If single-run locally:
```bash
python render_scenes.py
```
The Hydra submitit feature is used for parallel multi-run, see
If multi-run locally, make sure the `override hydra/launcher` is set `cec2_submitit_local`, and specify the parameters in `hydra/launcher/cec2_submitit_local.yaml`, then:
```bash
# 50 subjobs
python render_scenes.py 'render_starting_chunk=range(0, 500, 10)' --multirun
```
If multi-run on a Slurm cluster, make sure the `override hydra/launcher` is set `cec2_submitit_slurm`, and specify the parameters in `hydra/launcher/cec2_submitit_slurm.yaml`, then submit the `render_scenes.sh`:
```bash
sbatch render_scenes.sh
```
## Baseline
In this folder, we provide code for generating more training data, objective evaluation with binaural HASPI [1]. The baseline system consists of the NAL-R [2] fitting amplification and a simple automatic gain compressor.
UPDATE: the soft clipping to prevent before saving to 16bit signal has been modified, as the previous version violates the causal rule.
### Data generation
The method of using this is the same as for `Data preparation`. A `scenes.train_additional.json` will be generated in the `clarity_data/metadata/`, and additional training data will be generated in `clarity_data/train/additional_scenes/`.
### Baseline enhancement
To run the baseline enhancement system, firstly specify `root` in config.yaml.
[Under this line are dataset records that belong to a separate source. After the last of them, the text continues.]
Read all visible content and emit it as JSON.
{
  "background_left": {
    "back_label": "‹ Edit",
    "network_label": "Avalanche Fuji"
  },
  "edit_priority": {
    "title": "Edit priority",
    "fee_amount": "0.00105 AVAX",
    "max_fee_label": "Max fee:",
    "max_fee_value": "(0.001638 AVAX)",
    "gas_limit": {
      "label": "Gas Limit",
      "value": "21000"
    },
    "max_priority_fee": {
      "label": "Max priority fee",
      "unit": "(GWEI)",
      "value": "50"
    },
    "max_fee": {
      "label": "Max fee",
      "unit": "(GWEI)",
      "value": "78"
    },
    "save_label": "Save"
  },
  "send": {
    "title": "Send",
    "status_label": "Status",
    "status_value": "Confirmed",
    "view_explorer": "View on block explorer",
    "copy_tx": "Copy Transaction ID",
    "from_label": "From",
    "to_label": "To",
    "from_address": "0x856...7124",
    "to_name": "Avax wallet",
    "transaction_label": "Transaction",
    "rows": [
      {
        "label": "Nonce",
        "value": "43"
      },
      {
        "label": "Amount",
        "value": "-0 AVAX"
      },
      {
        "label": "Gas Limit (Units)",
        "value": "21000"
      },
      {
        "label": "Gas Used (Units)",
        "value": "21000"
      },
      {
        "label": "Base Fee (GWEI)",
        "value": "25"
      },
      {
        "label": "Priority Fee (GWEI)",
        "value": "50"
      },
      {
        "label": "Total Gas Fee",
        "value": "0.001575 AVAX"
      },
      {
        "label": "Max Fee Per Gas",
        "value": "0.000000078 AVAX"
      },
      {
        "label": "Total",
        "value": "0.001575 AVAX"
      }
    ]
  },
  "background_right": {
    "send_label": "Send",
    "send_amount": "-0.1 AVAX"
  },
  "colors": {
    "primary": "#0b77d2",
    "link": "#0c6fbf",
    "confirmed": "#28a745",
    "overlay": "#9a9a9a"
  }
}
You can also define your own `path.exp_folder` to store enhanced signals and evaluated results. Then run:
```bash
python enhance.py
```
The folder `enhanced_signals` will appear in the `exp` folder.
### Evaluation
The `evaluate.py` calculates the better-ear HASPI score given the scene-listener pairs in `clarity_data/metadata/scenes_listeners.dev.json` for the development set. Specify `path.exp_folder` to store the results, and specify `evaluate.cal_unprocessed_si` to decide whether compute HASPI scores for unprocessed scenes. Then run:
```bash
python evaluate.py
```
A csv file containing the HASPI scores will be generated in the `exp_folder`.
To check the HASPI code, see [here](../../clarity/evaluator/haspi). The `_target_anechoic_CH1.wav` is used as the reference, with its level is normalised to match that of the corresponding `_target_CH1.wav`.
The scores of both unprocessed signals and baseline enhanced signals are provided, whose averages are `0.1615` and `0.2492`, respectively. Please note: you will not get identical HASPI scores for the same signals if the random seed is not determined (in the given recipe, the random seed for each signal is set the last eight digits of the scene md5). As there are random noises generated within HASPI, but the differences should be sufficiently small. We ran evaluation for the baseline for five times, and the average overall score is 0.2491594 +/- 2.3366643e-6.
## References
* [1] Kates J M, Arehart K H. The hearing-aid speech perception index (HASPI) J. Speech Communication, 2014, 65: 75-93.
* [2] Byrne, Denis, and Harvey Dillon. "The National Acoustic Laboratories'(NAL) new procedure for selecting the gain and frequency response of a hearing aid." Ear and hearing 7.4 (1986): 257-265.